The decision capped a public hearing that saw the project receive backing from key business groups, preservationists, advocates for small black-owned business and even the management of the main hotel now serving downtown, the Durham Marriott.

Supporters agreed Greenfire's success in pulling off the $52.7 million project is critical to helping maintain what Downtown Durham Inc. President Bill Kalkhof termed "the momentum that's a key driver of investor confidence in a community."

They also noted that the developers have estimated that the new hotel would likely employ 125 people full time, and at least that many more in construction work while the conversion's under way.

"We have a community that's in desperate need of jobs," said Fayetteville Street shopping center owner Larry Hester, who praised Greenfire for working with community leaders to "foster inclusion" by minority contractors.

The only opposition to the incentives during Monday's hearing came from local Libertarian Party activist Matt Drew and a group called the Hospitality Alliance of North Carolina.

The Hospitality Alliance spoke up on behalf of hoteliers Roddy Jones, Bob Winston and Doyle Parrish, whose companies are behind, respectively, RTP's Sheraton Imperial, Meadowmont's Courtyard Chapel Hill and south Durham's Hilton Garden Inn Durham Southpoint.

In a letter delivered to the council earlier on Monday, they said the tower's 165 rooms would cannibalize business from other hotels.

They had no apparent confidence in the possibility of growing demand. "Hotel demand is a static market issue," alliance Director Jim Hobbs told council members during the hearing.

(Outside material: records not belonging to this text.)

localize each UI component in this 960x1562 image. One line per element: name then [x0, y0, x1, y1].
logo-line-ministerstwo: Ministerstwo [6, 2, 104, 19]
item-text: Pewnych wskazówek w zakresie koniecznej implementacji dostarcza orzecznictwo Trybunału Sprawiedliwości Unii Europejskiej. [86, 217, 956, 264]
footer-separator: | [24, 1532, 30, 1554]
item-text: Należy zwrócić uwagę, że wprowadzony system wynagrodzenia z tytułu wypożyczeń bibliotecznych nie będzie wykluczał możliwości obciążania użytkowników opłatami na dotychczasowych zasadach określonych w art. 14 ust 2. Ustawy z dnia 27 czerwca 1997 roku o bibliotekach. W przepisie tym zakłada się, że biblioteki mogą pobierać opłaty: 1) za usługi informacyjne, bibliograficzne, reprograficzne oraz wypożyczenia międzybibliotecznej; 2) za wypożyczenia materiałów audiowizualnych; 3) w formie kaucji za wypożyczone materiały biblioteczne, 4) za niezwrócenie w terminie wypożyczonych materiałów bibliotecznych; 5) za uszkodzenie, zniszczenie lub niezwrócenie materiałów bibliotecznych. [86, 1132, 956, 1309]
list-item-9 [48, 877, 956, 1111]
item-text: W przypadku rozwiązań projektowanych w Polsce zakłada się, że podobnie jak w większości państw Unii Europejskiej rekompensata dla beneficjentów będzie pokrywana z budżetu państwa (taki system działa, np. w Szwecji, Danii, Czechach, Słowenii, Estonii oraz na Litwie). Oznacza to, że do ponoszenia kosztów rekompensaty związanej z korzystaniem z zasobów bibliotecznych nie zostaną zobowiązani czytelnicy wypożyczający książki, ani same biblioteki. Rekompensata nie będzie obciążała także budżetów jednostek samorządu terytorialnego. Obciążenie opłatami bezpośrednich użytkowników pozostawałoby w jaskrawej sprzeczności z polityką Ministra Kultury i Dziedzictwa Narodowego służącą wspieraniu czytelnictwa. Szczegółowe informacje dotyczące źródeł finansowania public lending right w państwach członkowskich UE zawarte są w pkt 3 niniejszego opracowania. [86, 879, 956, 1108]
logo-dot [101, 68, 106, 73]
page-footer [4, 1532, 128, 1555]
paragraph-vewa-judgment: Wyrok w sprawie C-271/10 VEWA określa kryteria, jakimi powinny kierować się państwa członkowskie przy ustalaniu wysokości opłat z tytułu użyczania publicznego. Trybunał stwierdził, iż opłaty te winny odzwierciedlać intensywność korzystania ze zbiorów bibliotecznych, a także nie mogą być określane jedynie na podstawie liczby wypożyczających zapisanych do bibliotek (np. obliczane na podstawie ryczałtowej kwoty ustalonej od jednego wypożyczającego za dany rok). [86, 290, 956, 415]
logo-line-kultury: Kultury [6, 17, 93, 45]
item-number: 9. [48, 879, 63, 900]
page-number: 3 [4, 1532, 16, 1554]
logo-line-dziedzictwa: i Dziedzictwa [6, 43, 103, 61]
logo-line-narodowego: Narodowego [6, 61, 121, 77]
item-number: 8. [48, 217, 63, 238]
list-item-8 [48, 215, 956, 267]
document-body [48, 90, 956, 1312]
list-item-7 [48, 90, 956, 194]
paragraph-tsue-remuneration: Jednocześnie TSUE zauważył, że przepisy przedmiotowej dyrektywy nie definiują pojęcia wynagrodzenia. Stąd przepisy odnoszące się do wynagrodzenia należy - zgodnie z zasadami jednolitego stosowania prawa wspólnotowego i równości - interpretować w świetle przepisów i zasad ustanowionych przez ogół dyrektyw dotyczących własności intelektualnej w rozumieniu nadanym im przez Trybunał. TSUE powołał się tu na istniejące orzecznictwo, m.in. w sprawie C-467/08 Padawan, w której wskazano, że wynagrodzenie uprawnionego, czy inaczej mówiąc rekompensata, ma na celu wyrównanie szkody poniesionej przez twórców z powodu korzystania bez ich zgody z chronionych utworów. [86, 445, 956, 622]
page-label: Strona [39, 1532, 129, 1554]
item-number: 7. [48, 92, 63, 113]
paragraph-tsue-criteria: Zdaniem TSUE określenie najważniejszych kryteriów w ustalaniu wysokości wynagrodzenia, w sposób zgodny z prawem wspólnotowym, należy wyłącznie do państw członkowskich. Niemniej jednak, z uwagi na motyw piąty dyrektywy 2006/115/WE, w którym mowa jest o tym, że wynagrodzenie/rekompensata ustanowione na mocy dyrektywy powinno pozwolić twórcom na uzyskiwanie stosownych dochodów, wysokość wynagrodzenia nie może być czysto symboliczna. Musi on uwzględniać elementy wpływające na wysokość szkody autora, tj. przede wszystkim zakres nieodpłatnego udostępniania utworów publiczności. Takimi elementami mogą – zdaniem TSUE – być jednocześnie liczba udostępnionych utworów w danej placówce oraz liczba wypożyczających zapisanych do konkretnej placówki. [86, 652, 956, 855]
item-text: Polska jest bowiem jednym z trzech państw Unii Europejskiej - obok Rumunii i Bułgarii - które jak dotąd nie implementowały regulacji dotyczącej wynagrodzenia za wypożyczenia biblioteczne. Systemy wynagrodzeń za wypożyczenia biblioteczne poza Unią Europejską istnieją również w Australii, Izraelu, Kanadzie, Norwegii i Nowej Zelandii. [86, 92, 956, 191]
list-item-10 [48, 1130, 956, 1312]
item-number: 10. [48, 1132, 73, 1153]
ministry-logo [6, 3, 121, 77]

They hoteliers also argued that the tower's operators would be unable to command the premium room rates -- around $185 a night -- that Greenfire claims. That, they said, likely makes the city's projections of sales and occupancy tax revenues over-optimistic.

Other business leaders, however, stood behind the possibility of the project's expanding the economic pie.

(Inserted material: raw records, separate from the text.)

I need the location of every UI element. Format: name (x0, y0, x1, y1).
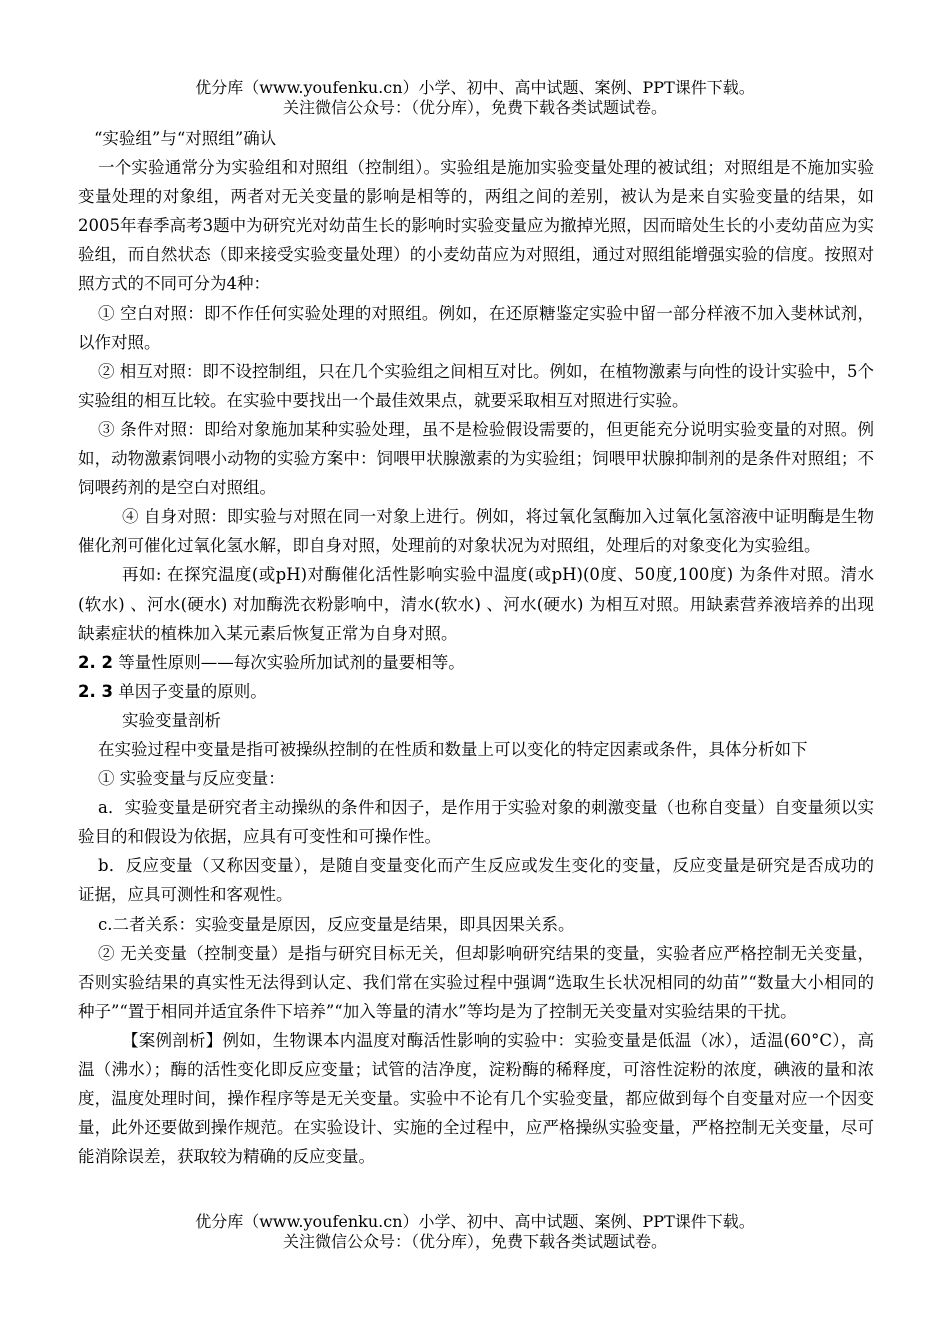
paragraph-blank-control: ① 空白对照：即不作任何实验处理的对照组。例如，在还原糖鉴定实验中留一部分样液不加入斐林试剂，以作对照。 (78, 303, 874, 352)
subsection-text: 单因子变量的原则。 (112, 681, 267, 701)
paragraph-variable-types: ① 实验变量与反应变量： (98, 769, 285, 789)
paragraph-condition-control: ③ 条件对照：即给对象施加某种实验处理，虽不是检验假设需要的，但更能充分说明实验变量的对照。例如，动物激素饲喂小动物的实验方案中：饲喂甲状腺激素的为实验组；饲喂甲状腺抑制剂的是条件对照组；不饲喂药剂的是空白对照组。 (78, 419, 874, 498)
header-line-1: 优分库（www.youfenku.cn）小学、初中、高中试题、案例、PPT课件下载。 (195, 78, 755, 97)
section-title: “实验组”与“对照组”确认 (94, 129, 277, 148)
paragraph-self-control: ④ 自身对照：即实验与对照在同一对象上进行。例如，将过氧化氢酶加入过氧化氢溶液中证明酶是生物催化剂可催化过氧化氢水解，即自身对照，处理前的对象状况为对照组，处理后的对象变化为实验组。 (78, 507, 874, 556)
paragraph-irrelevant-variable: ② 无关变量（控制变量）是指与研究目标无关，但却影响研究结果的变量，实验者应严格控制无关变量，否则实验结果的真实性无法得到认定、我们常在实验过程中强调“选取生长状况相同的幼苗”“数量大小相同的种子”“置于相同并适宜条件下培养”“加入等量的清水”等均是为了控制无关变量对实验结果的干扰。 (78, 943, 874, 1021)
paragraph-relationship: c.二者关系：实验变量是原因，反应变量是结果，即具因果关系。 (98, 914, 575, 934)
paragraph-dependent-variable: b．反应变量（又称因变量），是随自变量变化而产生反应或发生变化的变量，反应变量是研究是否成功的证据，应具可测性和客观性。 (78, 856, 874, 905)
footer-line-1: 优分库（www.youfenku.cn）小学、初中、高中试题、案例、PPT课件下载。 (195, 1212, 755, 1231)
paragraph-variable-definition: 在实验过程中变量是指可被操纵控制的在性质和数量上可以变化的特定因素或条件，具体分析如下 (98, 739, 808, 759)
paragraph-case-analysis: 【案例剖析】例如，生物课本内温度对酶活性影响的实验中：实验变量是低温（冰），适温(60°C），高温（沸水）；酶的活性变化即反应变量；试管的洁净度，淀粉酶的稀释度，可溶性淀粉的浓度，碘液的量和浓度，温度处理时间，操作程序等是无关变量。实验中不论有几个实验变量，都应做到每个自变量对应一个因变量，此外还要做到操作规范。在实验设计、实施的全过程中，应严格操纵实验变量，严格控制无关变量，尽可能消除误差，获取较为精确的反应变量。 (78, 1030, 874, 1167)
subsection-2-3 (78, 677, 874, 706)
paragraph-examples: 再如: 在探究温度(或pH)对酶催化活性影响实验中温度(或pH)(0度、50度,100度) 为条件对照。清水(软水) 、河水(硬水) 对加酶洗衣粉影响中，清水(软水) 、河水(硬水) 为相互对照。用缺素营养液培养的出现缺素症状的植株加入某元素后恢复正常为自身对照。 (78, 565, 874, 643)
subheading-variable-analysis: 实验变量剖析 (122, 710, 221, 730)
subsection-2-2 (78, 648, 874, 677)
subsection-number: 2. 3 (78, 681, 113, 701)
paragraph-independent-variable: a．实验变量是研究者主动操纵的条件和因子，是作用于实验对象的刺激变量（也称自变量）自变量须以实验目的和假设为依据，应具有可变性和可操作性。 (78, 798, 874, 847)
paragraph-intro: 一个实验通常分为实验组和对照组（控制组）。实验组是施加实验变量处理的被试组；对照组是不施加实验变量处理的对象组，两者对无关变量的影响是相等的，两组之间的差别，被认为是来自实验变量的结果，如2005年春季高考3题中为研究光对幼苗生长的影响时实验变量应为撤掉光照，因而暗处生长的小麦幼苗应为实验组，而自然状态（即来接受实验变量处理）的小麦幼苗应为对照组，通过对照组能增强实验的信度。按照对照方式的不同可分为4种： (78, 158, 874, 294)
footer-line-2: 关注微信公众号：（优分库），免费下载各类试题试卷。 (282, 1232, 667, 1251)
subsection-text: 等量性原则——每次实验所加试剂的量要相等。 (112, 652, 465, 672)
paragraph-mutual-control: ② 相互对照：即不设控制组，只在几个实验组之间相互对比。例如，在植物激素与向性的设计实验中，5个实验组的相互比较。在实验中要找出一个最佳效果点，就要采取相互对照进行实验。 (78, 361, 874, 410)
document-body (78, 124, 874, 1171)
header-line-2: 关注微信公众号：（优分库），免费下载各类试题试卷。 (282, 98, 667, 117)
subsection-number: 2. 2 (78, 652, 113, 672)
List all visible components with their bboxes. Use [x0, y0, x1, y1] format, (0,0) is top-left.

The president of the Durham Convention & Visitors Bureau, Shelly Green, said Durham has fewer hotel rooms than most cities its size, fewer even than cities like it in North Carolina.

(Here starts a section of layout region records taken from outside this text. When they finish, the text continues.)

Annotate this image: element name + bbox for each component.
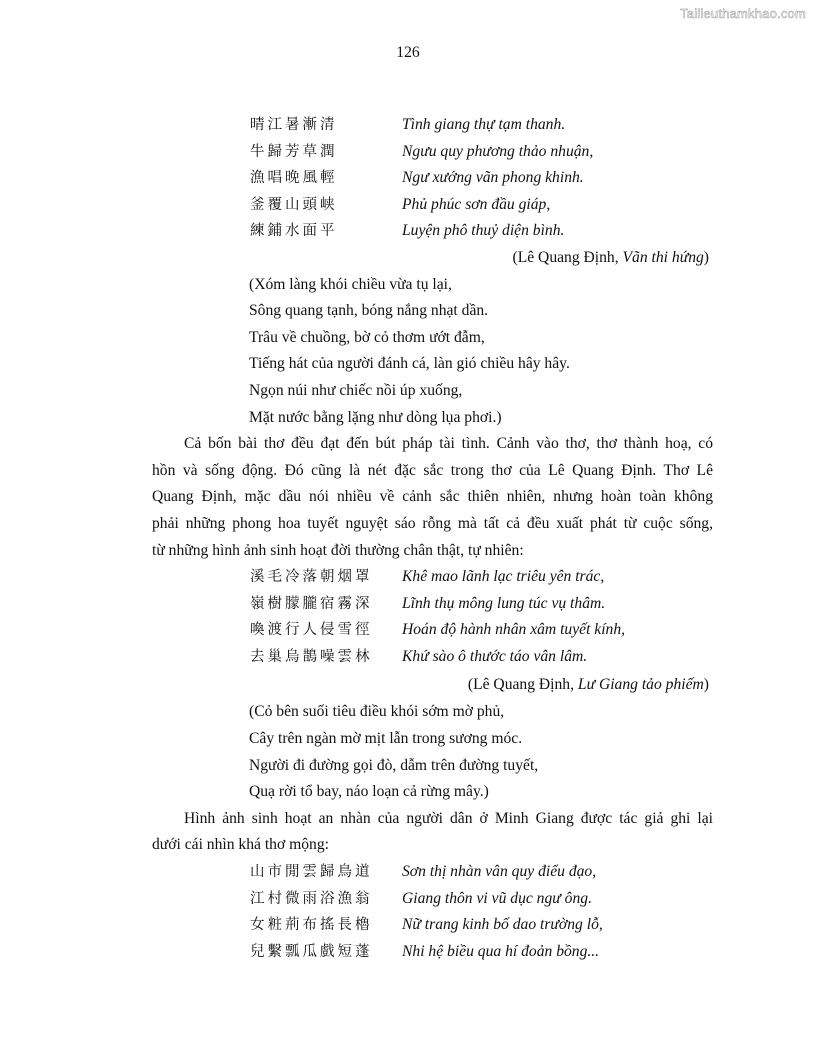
translation-line: Người đi đường gọi đò, dẫm trên đường tuyết,: [249, 756, 539, 774]
poem-line: [152, 644, 713, 671]
han-text: 溪毛冷落朝烟罩: [250, 569, 373, 586]
poem-line: [152, 912, 713, 939]
transliteration-text: Ngưu quy phương thảo nhuận,: [402, 142, 594, 160]
transliteration-text: Lĩnh thụ mông lung túc vụ thâm.: [402, 594, 606, 612]
poem-line: [152, 192, 713, 219]
page-content: [152, 112, 713, 965]
paragraph-line: từ những hình ảnh sinh hoạt đời thường chân thật, tự nhiên:: [152, 541, 524, 559]
paragraph-line: phải những phong hoa tuyết nguyệt sáo rỗng mà tất cả đều xuất phát từ cuộc sống,: [152, 514, 713, 532]
translation-line: Mặt nước bằng lặng như dòng lụa phơi.): [249, 408, 502, 426]
han-text: 嶺樹朦朧宿霧深: [250, 595, 373, 612]
attribution-2: [152, 670, 713, 699]
poem-line: [152, 939, 713, 966]
watermark: Tailieuthamkhao.com: [680, 6, 806, 21]
transliteration-text: Giang thôn vi vũ dục ngư ông.: [402, 889, 592, 907]
attribution-1: [152, 245, 713, 272]
poem-line: [152, 617, 713, 644]
transliteration-text: Hoán độ hành nhân xâm tuyết kính,: [402, 621, 626, 639]
han-text: 晴江暑漸清: [250, 117, 338, 133]
attribution-author: (Lê Quang Định,: [467, 676, 578, 694]
translation-line: Cây trên ngàn mờ mịt lẫn trong sương móc.: [249, 730, 523, 748]
han-text: 漁唱晚風輕: [250, 170, 338, 187]
page-number: 126: [396, 44, 420, 61]
attribution-close: ): [703, 676, 709, 694]
translation-line: Trâu về chuồng, bờ cỏ thơm ướt đẫm,: [249, 328, 485, 346]
han-text: 釜覆山頭峡: [250, 196, 338, 213]
han-text: 牛歸芳草潤: [250, 143, 338, 160]
transliteration-text: Nhi hệ biều qua hí đoản bồng...: [402, 942, 600, 960]
attribution-work: Lư Giang tảo phiếm: [577, 676, 704, 694]
transliteration-text: Khứ sào ô thước táo vân lâm.: [402, 647, 588, 665]
translation-line: Sông quang tạnh, bóng nắng nhạt dần.: [249, 302, 489, 320]
transliteration-text: Sơn thị nhàn vân quy điểu đạo,: [402, 863, 597, 881]
han-text: 女粧荊布搖長櫓: [250, 917, 373, 934]
translation-1: [152, 272, 713, 432]
poem-2: [152, 564, 713, 670]
translation-2: [152, 699, 713, 805]
han-text: 練鋪水面平: [250, 223, 338, 240]
translation-line: Quạ rời tổ bay, náo loạn cả rừng mây.): [249, 783, 489, 801]
translation-line: Tiếng hát của người đánh cá, làn gió chiều hây hây.: [249, 355, 570, 373]
transliteration-text: Phủ phúc sơn đầu giáp,: [402, 195, 551, 213]
poem-1: [152, 112, 713, 245]
han-text: 去巢烏鵲噪雲林: [250, 648, 373, 665]
han-text: 江村微雨浴漁翁: [250, 890, 373, 907]
poem-line: [152, 165, 713, 192]
poem-line: [152, 564, 713, 591]
poem-line: [152, 112, 713, 139]
han-text: 兒繫瓢瓜戲短蓬: [250, 943, 373, 960]
transliteration-text: Ngư xướng vãn phong khinh.: [402, 169, 584, 187]
transliteration-text: Nữ trang kinh bố dao trường lỗ,: [402, 916, 603, 934]
paragraph-line: hồn và sống động. Đó cũng là nét đặc sắc trong thơ của Lê Quang Định. Thơ Lê: [152, 461, 713, 479]
paragraph-line: Hình ảnh sinh hoạt an nhàn của người dân ở Minh Giang được tác giả ghi lại: [184, 809, 713, 827]
transliteration-text: Luyện phô thuỷ diện bình.: [402, 222, 565, 240]
paragraph-2: [152, 806, 713, 859]
han-text: 山市閒雲歸鳥道: [250, 864, 373, 881]
paragraph-line: Quang Định, mặc dầu nói nhiều về cảnh sắc thiên nhiên, nhưng hoàn toàn không: [152, 488, 713, 506]
attribution-close: ): [703, 248, 709, 266]
poem-line: [152, 859, 713, 886]
poem-line: [152, 886, 713, 913]
attribution-author: (Lê Quang Định,: [512, 248, 623, 266]
poem-line: [152, 218, 713, 245]
paragraph-line: Cả bốn bài thơ đều đạt đến bút pháp tài tình. Cảnh vào thơ, thơ thành hoạ, có: [184, 435, 713, 453]
translation-line: (Cỏ bên suối tiêu điều khói sớm mờ phủ,: [249, 703, 505, 721]
paragraph-1: [152, 431, 713, 564]
translation-line: (Xóm làng khói chiều vừa tụ lại,: [249, 275, 452, 293]
transliteration-text: Tình giang thự tạm thanh.: [402, 116, 566, 133]
transliteration-text: Khê mao lãnh lạc triêu yên trác,: [402, 568, 605, 586]
han-text: 喚渡行人侵雪徑: [250, 622, 373, 639]
poem-line: [152, 591, 713, 618]
poem-line: [152, 139, 713, 166]
paragraph-line: dưới cái nhìn khá thơ mộng:: [152, 836, 329, 854]
poem-3: [152, 859, 713, 965]
attribution-work: Vãn thi hứng: [622, 248, 704, 266]
translation-line: Ngọn núi như chiếc nồi úp xuống,: [249, 381, 463, 399]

It also has a track record of being able to expand the market. "Looking at our history over the last 15 years, when new hotels have been built we've been able to generate additional demand that fills those rooms," Green said.

Meanwhile, Greenfire partner Steve Mangano said the firm is taking its price cues from potential competitors like the Siena and Franklin hotels in Chapel Hill and the Washington Duke Inn here in Durham.

City officials stressed that no public money will go into the project unless Greenfire delivers an operational hotel by midsummer 2013.

Monday's vote set the stage for an additional debate by County Commissioners, who have been asked to chip in another $1 million.

The balance of the project's financing relies on private equity, an assortment of state and federal tax credits and $25 million in so-called "recovery zone" bonds authorized by last year's federal economic-stimulus bill.

City Finance Director David Boyd said the recovery bonds didn't place any public money at risk. The stimulus bill merely authorized the feds in some cases to allow developers to sell tax-exempt debt to investors, just as local governments do.

Greenfire will still be responsible for paying back the recovery bonds. Boyd estimated its annual debt payments would clock in around $2.5 million, and last for up to 22 years.